Exercise 2.2.2 Clearly 1 is invertible since \(1\cdot 1 = 1\). If \(a \in S\) is invertible with inverse \(a^{-1}\), then \(a\) is also the inverse of \(a^{-1}\), so \(a^{-1}\) is invertible too. And if \(a, b \in S\) are invertible, then \(ab\) is invertible with inverse \(b^{-1} a^{-1}\). This establishes that the set of invertible elements of \(S\) with law of composition inherited from \(S\) is a group.

Exercise 2.2.3

1. Multiply both sides by \(x^{-1}\) on the left and \(w^{-1}z\) on the right to obtain \(y = x^{-1}w^{-1}z\).
2. Yes, \(yzx = x^{-1}(xyz)x = x^{-1}(1)x = 1\). No, it isn't necessarily the case that \(yxz = 1\).
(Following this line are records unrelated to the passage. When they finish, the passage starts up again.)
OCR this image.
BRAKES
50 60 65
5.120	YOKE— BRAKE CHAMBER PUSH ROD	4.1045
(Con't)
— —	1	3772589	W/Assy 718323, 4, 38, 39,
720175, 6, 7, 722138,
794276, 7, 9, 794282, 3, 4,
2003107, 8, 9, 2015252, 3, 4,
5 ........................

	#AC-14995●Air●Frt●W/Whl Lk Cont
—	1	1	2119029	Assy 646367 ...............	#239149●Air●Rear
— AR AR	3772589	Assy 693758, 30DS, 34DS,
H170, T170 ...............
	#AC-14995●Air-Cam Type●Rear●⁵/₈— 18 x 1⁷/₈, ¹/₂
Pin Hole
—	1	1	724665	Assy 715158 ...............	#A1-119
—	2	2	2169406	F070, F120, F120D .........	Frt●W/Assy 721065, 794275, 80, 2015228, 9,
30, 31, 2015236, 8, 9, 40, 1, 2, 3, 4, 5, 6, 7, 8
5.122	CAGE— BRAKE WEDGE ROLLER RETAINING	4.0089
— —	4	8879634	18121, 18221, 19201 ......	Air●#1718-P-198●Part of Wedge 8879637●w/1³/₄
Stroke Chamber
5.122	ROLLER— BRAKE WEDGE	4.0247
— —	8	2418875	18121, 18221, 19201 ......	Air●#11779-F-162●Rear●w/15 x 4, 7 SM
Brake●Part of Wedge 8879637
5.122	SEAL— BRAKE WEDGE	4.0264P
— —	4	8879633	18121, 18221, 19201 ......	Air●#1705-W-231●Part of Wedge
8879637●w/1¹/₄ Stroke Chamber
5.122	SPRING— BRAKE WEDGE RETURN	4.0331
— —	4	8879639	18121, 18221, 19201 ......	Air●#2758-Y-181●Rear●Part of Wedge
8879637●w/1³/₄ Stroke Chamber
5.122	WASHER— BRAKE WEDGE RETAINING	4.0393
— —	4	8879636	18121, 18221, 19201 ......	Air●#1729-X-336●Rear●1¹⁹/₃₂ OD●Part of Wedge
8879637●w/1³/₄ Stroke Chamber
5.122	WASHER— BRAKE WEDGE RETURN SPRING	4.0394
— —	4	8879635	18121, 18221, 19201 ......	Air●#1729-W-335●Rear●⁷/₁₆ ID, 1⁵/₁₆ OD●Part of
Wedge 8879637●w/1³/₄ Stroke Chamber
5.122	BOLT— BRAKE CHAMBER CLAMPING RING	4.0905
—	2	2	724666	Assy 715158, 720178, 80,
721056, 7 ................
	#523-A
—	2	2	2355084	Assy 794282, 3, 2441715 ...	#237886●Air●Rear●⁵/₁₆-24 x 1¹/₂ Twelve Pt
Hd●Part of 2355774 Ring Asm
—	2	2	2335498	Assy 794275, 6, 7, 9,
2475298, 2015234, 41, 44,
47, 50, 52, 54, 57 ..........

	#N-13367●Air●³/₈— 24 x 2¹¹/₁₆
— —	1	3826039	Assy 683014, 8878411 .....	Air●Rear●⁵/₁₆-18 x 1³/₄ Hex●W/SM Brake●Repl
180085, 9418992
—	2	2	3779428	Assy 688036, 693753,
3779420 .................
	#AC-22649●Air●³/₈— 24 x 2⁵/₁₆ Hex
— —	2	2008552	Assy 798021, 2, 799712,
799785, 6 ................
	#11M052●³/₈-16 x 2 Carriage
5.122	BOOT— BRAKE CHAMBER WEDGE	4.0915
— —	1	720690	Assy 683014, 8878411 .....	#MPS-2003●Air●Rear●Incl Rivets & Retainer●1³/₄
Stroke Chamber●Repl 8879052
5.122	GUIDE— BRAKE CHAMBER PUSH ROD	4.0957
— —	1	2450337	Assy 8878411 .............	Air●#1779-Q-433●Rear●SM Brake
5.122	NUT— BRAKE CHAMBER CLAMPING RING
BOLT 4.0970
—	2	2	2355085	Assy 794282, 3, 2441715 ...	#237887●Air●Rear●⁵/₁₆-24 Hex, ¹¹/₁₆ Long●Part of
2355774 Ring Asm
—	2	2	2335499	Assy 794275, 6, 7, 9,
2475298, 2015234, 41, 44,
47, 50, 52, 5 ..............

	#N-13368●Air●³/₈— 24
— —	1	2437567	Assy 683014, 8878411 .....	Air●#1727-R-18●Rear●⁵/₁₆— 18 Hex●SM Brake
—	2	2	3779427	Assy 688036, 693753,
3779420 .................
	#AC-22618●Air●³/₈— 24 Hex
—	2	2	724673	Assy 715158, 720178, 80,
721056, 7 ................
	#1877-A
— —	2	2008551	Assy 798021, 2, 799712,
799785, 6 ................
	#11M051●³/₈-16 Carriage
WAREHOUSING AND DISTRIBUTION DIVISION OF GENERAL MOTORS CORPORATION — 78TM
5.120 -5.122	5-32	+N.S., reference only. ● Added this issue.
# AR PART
For example, in \(S_3\), we have \(x \cdot y \cdot xy = 1\), but \(y \cdot x \cdot xy = x \neq 1\).

Exercise 2.2.4

1. Yes. \(H\) is itself a group under the same operation as \(G\) and is a subset of \(G\), therefore \(H\) is a subgroup of \(G\).
2. Yes. \(H\) contains the identity element 1; the elements 1 and -1 are their own inverses; and \(H\) is closed under multiplication.
3. No. \(H\) doesn't contain the identity element 0.
4. Yes. \(H\) contains the identity element 1; the inverse of a positive real is another positive real; and the positive reals are closed under multiplication.
5. No. \(H\) doesn't contain the identity matrix.

Exercise 2.2.5 If \(1_H\) is the identity of \(H\), then it must be the case that \(1_H 1_H = 1_H\). When this is regarded as an equality in \(G\), we can cancel \(1_H\) from both sides to obtain \(1_H = 1_G\). Analogously, if \(a \in H\) and \(a^*\) denotes the inverse of \(a\) in \(H\), then \(aa^* = 1_H = 1_G\). Left-multiplying both sides by the element \(a^{-1}\) (the inverse of \(a\) in \(G\)) yields \(a^* = a^{-1}\).

Exercise 2.2.6 The element 1 is the identity in \(G^\circ\) since \(1*a = a1 = a\) and \(a*1 = 1a = a\) for all \(a \in G^\circ\). If \(a \in G^\circ\) then the inverse element \(a^{-1}\) in \(G\) is also the inverse in \(G^\circ\) since \(a*a^{-1} = a^{-1}a = 1\) and \(a^{-1}*a = aa^{-1} = 1\). If \(a, b, c \in G^\circ\) then \(a*(b*c) = (b*c)a = (cb)a = c(ba) = (ba)*c = (a*b)*c\), so \(*\) is associative. We conclude that \((G^\circ, *)\) is a group.